Several indoor plants can help purify the air in your home, but the Ficus Lyrata is unmatched in its ability to do so. According to a NASA study, the fiddle leaf fig can clean the air sufficiently to function in a space shuttle.

Compared to most mechanical air purifiers, this Ficus houseplant's broad leaves are more effective at removing airborne pollutants such as formaldehyde, ammonia, and benzene. You will start to see a reduction in fatigue, headache frequency, and energy levels.


Horticultural therapy helps to relieve dementia symptoms, reduce stress, and has a positive impact on mental health. Maintaining a plant can help with anxiety and despair as well.

Increases productivity and brain function

Some data suggests having houseplants might enhance concentration and focus. The Ficus Lyrata is one of the best solutions to enhance this area of your life, and it also aids with memory and productivity.


Why are my fiddle leaf fig's lower leaves turning yellow?
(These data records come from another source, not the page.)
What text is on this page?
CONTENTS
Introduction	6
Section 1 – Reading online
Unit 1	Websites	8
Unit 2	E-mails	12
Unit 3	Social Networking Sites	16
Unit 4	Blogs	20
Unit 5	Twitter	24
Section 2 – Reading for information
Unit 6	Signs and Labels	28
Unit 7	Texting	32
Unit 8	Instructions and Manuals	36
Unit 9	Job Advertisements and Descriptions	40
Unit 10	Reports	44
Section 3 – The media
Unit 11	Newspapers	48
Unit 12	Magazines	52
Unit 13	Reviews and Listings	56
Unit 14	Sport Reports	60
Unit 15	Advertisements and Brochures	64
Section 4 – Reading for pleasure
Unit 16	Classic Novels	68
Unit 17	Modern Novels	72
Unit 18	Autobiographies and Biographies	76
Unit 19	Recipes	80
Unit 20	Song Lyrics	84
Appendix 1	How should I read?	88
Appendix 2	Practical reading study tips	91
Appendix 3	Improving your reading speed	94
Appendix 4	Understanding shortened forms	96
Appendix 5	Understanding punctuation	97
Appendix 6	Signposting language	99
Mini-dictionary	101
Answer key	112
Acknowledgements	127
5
Your fiddle leaf fig is probably receiving too much water and not enough sunlight if the bottom leaves or any other leaves are turning yellow. To help the plant recuperate, locate a location with more indirect light and give it more time to dry out between waterings.

How root rots in a fiddle leaf fig be detected?

If your fiddle leaf fig has root rot, you will notice

  • A foul smell surrounds the plant or is close to the roots.
  • Brown, squishy, and wet roots.
  • Soil that is saturated with water and has flooded roots.

Is my fiddle leaf fig in need of misting?

Every one to three days, you can spritz your fiddle leaf fig to give it more humidity, although this is not an essential aspect of its upkeep.

Is the fiddle leaf fig a healthy houseplant?

The fiddle leaf fig is an excellent indoor plant, especially if you want it to stand out or become the centre of attention in the space where you put it. The plant may develop into a bush or a tree based on the space available, making it perfect for locations around the house.

A fiddle leaf fig can survive in dim light?

Fiddle leaf figs can survive in a low-light setting but are unlikely to prosper or reach their full potential. Although it needs a minimum temperature of at least 60 degrees, this plant can survive in houses without ample indirect light and warmth.